TiO₂ Nanoparticle inhibition of Pseudomonas aeruginosa growth correlates with nanoparticle surface area as related to nanoparticle size (unpublished findings; work in progress). Nanoscale TiO₂ toxicity to P. aeruginosa was inferred from bacterial growth characteristics (growth rate, and yield) when bacteria were grown planktonically with distinctly sized, laboratory synthesized (flame spray pyrolysis, all ca. 80% anatase + 20% rutile) TiO₂ nanoparticles (7.4 nm, 16.0 nm, and 30.0 nm) at two concentrations (0.1 and 0.5 mg/mL) in the dark. During growth studies, rapid association of initially-agglomerated nanoparticles at cell surfaces occurred within 10 min, thus cells were exposed to particles at the outer bacterial membrane. Greater dose-dependent toxicity (here, defined as a decrease in growth rate or cell yield) was observed for the smallest (7.4 nm) nanoparticles. Mid-sized (16.0 nm) nanoparticles exerted intermediate dose-dependent toxicity, and the largest (30.0 nm) nanoparticles had no effect on growth characteristics, compared to TiO₂-free controls. Alone, this suggests greater toxicity of the smallest nanoparticls, particularly at the high (0.5 mg/mL). However, as particle size is inversely related to the surface per volume ratio, we considered that what appears to be a size-dependent toxicity phenomenon could, in fact, be a result of increased available TiO₂ surface area as particle size decreases. Assuming nanoparticle sphericity (as observed in TEM images), surface area dosage (cm2/mL) was calculated for each particle size at each concentration. When cell yield (maximum iDNA, ng/mL) was plotted against surface area dosage, a highly correlated (R2 = 0.89) but insignificant (P = 0.24) inverse trend was observed. However, a highly correlated (R2 = 0.84) and significant (P = 0.038) inverse linear relationship was observed between bacterial growth rate and surface area dosage. This suggests that surface area may be a reasonable dose metric. However, this research is ongoing with further methodological development including predispersing nanoparticles prior to the initiation of the growth experiment, quantifying nanoparticle agglomeration state and association with bacteria, and relating effects to exposures actualized at cells.

 

Growth inhibition of environmentally-relevant bacteria with a range of industrial metal oxide nanoparticles occurs at similar threshold dosages across particle and bacterial types (manuscript in preparation).
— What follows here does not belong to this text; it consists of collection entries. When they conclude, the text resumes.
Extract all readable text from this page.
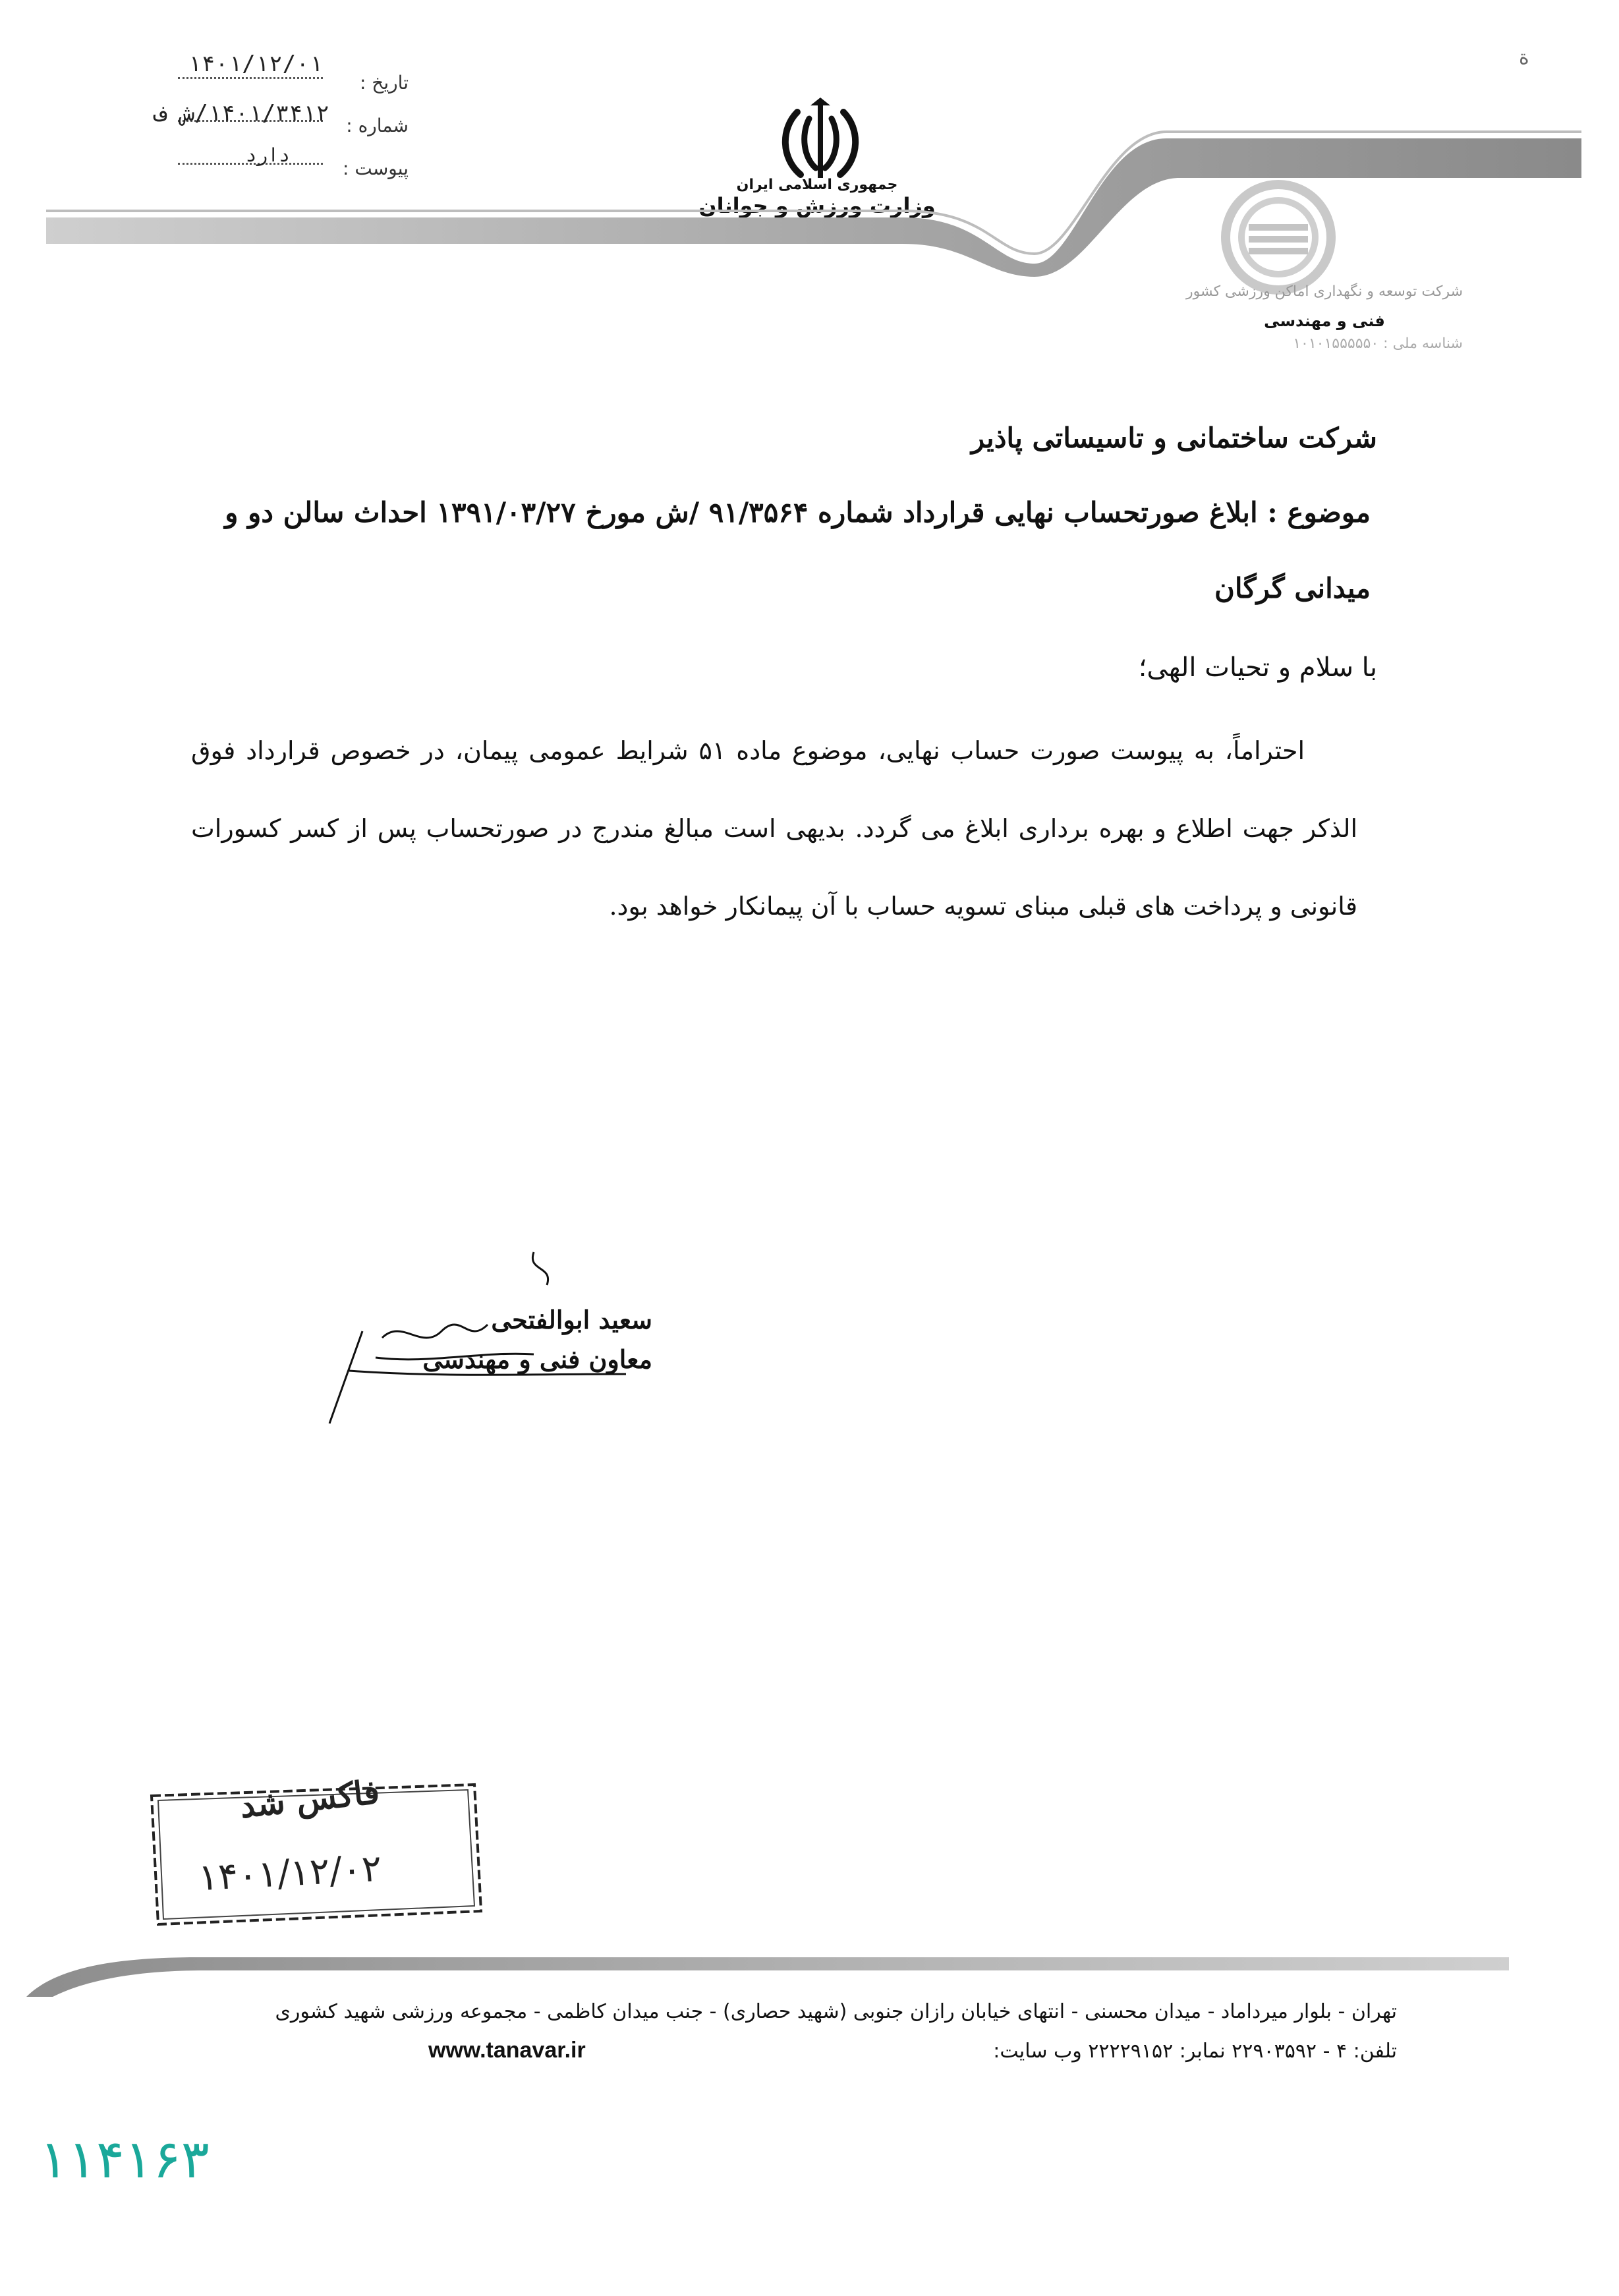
ة
تاریخ :
۱۴۰۱/۱۲/۰۱
شماره :
۱۴۰۱/۳۴۱۲/ش ف
پیوست :
دارد
جمهوری اسلامی ایران
وزارت ورزش و جوانان
شرکت توسعه و نگهداری اماکن ورزشی کشور
فنی و مهندسی
شناسه ملی : ۱۰۱۰۱۵۵۵۵۵۰
شرکت ساختمانی و تاسیساتی پاذیر
موضوع : ابلاغ صورتحساب نهایی قرارداد شماره ۹۱/۳۵۶۴ /ش مورخ ۱۳۹۱/۰۳/۲۷ احداث سالن دو و میدانی گرگان
با سلام و تحیات الهی؛
احتراماً، به پیوست صورت حساب نهایی، موضوع ماده ۵۱ شرایط عمومی پیمان، در خصوص قرارداد فوق الذکر جهت اطلاع و بهره برداری ابلاغ می گردد. بدیهی است مبالغ مندرج در صورتحساب پس از کسر کسورات قانونی و پرداخت های قبلی مبنای تسویه حساب با آن پیمانکار خواهد بود.
سعید ابوالفتحی
معاون فنی و مهندسی
فاکس شد
۱۴۰۱/۱۲/۰۲
تهران - بلوار میرداماد - میدان محسنی - انتهای خیابان رازان جنوبی (شهید حصاری) - جنب میدان کاظمی - مجموعه ورزشی شهید کشوری
تلفن: ۴ - ۲۲۹۰۳۵۹۲ نمابر: ۲۲۲۲۹۱۵۲ وب سایت:
www.tanavar.ir
۱۱۴۱۶۳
Across several gram positive and gram negative bacterial strains, and across seven industrial metal oxide nanomaterials (with additional support), all of varying core chemistries, a synthetic comparison reveals that the mass concentration dosage administered in laboratory culture that results in exponential growth rate reduction in comparison to no-nanoparticle controls is very similar. This suggests that there are possibly similar effects mechanisms of nanoscale industrial metal oxide particles to bacteria. Further data analysis and synthetic research is underway to understand this observation.